When I opened the file, I expected to read something sentimental and just a little cheesy, something with a made-for-television happy ending. I expected to cry like a baby when I read his final words. Tab was the most dramatic man I’d ever met.
Instead, I became engrossed in a thriller that read so real I wondered if he had written a true story. All the plot needed was a realistic ending.
And the end came to me in the middle of the night.
It was done now. For better or for worse. I reached for my coffee mug and took a sip, then grimaced. The brew had gone stone cold. I rose from the sofa and slogged into the kitchen to refill my cup and stick it in the microwave. As I waited for the ready beep, the view outside my window captured my attention.
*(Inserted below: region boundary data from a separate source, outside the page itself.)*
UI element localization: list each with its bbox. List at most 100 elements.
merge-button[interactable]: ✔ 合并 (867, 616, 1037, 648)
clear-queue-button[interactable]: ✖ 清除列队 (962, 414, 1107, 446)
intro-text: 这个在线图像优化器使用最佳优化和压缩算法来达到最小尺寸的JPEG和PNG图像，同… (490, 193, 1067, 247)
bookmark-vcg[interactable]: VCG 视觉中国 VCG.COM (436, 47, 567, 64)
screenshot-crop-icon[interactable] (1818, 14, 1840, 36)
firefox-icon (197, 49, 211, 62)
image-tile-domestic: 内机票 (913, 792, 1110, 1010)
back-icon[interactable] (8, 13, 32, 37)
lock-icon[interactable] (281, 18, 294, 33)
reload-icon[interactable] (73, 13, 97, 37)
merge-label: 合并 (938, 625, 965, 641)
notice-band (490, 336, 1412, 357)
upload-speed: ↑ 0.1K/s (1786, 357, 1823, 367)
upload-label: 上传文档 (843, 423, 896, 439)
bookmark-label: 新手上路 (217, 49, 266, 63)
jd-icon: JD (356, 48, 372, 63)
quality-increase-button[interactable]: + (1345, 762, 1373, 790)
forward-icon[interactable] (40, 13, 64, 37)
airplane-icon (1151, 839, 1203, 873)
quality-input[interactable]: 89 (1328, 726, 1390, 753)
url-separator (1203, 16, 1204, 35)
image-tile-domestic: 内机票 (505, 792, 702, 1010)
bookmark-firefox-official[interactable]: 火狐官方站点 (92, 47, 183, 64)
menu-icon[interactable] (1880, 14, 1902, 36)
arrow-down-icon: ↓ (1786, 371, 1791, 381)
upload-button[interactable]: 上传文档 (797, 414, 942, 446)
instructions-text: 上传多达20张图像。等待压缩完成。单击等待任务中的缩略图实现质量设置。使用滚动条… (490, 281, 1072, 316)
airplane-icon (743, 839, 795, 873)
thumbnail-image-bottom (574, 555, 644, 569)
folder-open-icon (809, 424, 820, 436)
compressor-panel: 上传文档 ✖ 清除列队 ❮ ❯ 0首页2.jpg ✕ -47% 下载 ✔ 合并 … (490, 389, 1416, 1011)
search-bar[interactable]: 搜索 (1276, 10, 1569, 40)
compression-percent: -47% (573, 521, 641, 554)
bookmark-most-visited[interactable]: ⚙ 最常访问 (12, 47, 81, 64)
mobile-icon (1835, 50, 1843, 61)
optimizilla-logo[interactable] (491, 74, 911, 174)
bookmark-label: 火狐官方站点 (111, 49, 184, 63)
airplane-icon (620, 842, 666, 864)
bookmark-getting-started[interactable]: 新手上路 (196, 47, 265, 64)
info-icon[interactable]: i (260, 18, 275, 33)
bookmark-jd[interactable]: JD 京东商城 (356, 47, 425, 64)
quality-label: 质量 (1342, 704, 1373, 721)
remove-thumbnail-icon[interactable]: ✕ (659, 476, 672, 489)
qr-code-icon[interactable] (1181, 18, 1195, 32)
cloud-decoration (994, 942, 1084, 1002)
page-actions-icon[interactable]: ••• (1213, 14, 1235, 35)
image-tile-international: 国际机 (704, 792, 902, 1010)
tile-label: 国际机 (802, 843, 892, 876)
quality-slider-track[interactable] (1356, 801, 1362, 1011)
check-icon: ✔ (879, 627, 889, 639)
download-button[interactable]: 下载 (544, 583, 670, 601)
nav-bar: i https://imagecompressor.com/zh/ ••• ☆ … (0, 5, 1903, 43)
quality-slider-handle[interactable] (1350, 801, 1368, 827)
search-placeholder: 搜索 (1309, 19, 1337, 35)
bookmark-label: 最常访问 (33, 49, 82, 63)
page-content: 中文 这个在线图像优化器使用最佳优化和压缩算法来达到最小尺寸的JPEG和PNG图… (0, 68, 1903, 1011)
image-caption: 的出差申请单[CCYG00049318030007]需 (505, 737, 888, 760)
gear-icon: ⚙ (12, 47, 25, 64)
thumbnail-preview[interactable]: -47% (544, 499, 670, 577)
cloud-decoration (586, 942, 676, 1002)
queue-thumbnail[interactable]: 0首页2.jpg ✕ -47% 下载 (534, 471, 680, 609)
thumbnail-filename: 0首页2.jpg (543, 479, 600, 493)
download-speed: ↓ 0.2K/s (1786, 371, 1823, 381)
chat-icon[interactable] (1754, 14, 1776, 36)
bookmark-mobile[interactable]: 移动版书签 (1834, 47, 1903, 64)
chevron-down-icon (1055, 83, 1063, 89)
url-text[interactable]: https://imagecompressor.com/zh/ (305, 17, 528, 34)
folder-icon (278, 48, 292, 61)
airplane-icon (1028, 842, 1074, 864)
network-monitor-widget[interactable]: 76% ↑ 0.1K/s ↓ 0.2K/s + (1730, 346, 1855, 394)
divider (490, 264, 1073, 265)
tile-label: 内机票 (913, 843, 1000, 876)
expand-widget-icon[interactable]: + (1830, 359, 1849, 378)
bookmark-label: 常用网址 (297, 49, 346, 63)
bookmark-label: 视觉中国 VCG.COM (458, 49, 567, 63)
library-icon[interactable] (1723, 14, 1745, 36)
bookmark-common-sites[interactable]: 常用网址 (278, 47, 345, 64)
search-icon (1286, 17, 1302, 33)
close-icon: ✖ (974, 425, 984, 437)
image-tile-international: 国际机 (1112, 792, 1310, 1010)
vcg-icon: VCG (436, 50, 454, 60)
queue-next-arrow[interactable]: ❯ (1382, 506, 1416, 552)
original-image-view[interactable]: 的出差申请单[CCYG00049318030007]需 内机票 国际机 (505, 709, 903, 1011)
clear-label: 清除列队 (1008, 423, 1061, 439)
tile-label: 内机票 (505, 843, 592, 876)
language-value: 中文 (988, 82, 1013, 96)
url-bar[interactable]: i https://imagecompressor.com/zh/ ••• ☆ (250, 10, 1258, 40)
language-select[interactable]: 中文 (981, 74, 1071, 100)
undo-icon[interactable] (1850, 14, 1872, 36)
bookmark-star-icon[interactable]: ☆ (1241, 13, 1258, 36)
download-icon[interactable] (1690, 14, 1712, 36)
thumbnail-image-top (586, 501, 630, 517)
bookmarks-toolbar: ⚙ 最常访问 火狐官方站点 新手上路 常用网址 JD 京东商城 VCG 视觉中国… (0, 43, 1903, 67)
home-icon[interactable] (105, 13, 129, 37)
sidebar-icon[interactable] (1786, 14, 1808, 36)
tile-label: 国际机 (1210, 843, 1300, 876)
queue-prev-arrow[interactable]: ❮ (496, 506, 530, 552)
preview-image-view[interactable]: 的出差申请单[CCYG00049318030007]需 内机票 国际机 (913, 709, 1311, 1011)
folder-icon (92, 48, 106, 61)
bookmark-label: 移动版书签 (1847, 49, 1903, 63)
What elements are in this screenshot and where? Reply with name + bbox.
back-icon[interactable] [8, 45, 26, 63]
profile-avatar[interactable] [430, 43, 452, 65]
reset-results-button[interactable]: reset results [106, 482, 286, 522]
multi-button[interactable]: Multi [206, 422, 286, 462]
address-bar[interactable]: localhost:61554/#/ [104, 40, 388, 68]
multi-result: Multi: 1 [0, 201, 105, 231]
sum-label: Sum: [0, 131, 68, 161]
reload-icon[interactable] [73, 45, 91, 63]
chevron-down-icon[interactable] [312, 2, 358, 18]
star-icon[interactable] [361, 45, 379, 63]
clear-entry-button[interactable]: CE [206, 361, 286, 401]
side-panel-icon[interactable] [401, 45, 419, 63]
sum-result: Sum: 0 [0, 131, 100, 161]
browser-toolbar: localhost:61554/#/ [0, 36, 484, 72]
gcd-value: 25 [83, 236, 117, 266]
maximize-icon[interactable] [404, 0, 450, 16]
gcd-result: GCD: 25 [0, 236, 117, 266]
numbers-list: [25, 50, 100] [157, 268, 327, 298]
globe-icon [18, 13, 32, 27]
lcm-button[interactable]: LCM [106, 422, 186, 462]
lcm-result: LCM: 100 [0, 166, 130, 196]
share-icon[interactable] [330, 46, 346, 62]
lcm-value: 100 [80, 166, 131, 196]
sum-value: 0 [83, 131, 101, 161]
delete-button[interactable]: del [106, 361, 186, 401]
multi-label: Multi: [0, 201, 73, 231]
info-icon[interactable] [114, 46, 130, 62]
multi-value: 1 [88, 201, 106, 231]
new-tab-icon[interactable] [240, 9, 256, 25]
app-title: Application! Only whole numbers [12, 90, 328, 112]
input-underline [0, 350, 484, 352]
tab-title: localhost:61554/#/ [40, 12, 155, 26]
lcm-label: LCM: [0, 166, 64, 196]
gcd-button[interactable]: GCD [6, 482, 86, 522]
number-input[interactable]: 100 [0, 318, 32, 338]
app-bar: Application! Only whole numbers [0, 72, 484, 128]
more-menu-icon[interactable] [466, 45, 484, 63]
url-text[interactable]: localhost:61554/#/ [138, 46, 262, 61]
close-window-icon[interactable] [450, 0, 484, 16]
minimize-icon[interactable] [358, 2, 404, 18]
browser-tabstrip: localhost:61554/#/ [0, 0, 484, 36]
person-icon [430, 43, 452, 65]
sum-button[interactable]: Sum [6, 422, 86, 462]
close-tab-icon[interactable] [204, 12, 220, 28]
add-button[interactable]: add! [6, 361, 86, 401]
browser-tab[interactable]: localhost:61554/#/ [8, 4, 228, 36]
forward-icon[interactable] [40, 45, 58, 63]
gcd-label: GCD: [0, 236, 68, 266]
A bare limb of an oak tree swayed, easily manipulated by the wind. The weather promised another gloomy, rainy day. I pulled my robe closer around me, but the chill of the morning pierced the terry cloth. I shuddered and headed for my bedroom.
My linens lay on my bed, twisted and tangled from tossing and turning. I had no desire to go to work. Finishing Tab’s masterpiece had drained my energy, and when I finally dragged my butt into the office, I would have to confront my boss. Executive Assistant District Attorney Michael Leads would not be happy with my lack of progress on the Baxter case. Into my second year as an assistant district attorney, I was well aware I had missed my calling. My confidence in the criminal justice system had disappeared. My passion for convicting the right offender put me in constant conflict with a process that had morphed over the years into a system designed for speed rather than accuracy.
With no enthusiasm, I dressed for the day. I chose my best black suit because it matched my mood, but beneath it I wore a bright, cherry red blouse. My power outfit. I needed all the chutzpah I could manage to face Leads’ wrath. It was coming at me, like a hurricane hovering off the coast trying to decide which shore was most vulnerable.
After applying a few final touches to my makeup, I zipped a brush through my hair, made a pretense of brushing my teeth, and swished an ounce of mouthwash. I held my hand over my mouth. My breath still smelled of stale coffee. I looked into the mirror and groaned, then swiped at the toothpaste stain on my lapel with a damp rag before heading toward the living room. After a few minutes of panicked searching, I found my only pair of black heels under the sofa.
I was as ready for my confrontation with Leads as I was ever going to get. My briefcase leaned next to the front door where I’d dropped it the night before. I had planned to review some case files before I went to bed, but once I closed my apartment door behind me, nothing could have motivated me to open my briefcase last night.
The ride to the office was probably the longest of my career. Lights flashed through the windows as the train passed through another station. I held tight to a strap above me because all the seats were full, always a marker of how my day would go. I was running late, and there was no hope for me.
My mind drifted. Instead of mentally listing the things I needed to accomplish at work that day, I dwelt on how I should have chosen a different path for my life and what that path would have been. Had everything I suffered to work my way through college and then law school really been for nothing?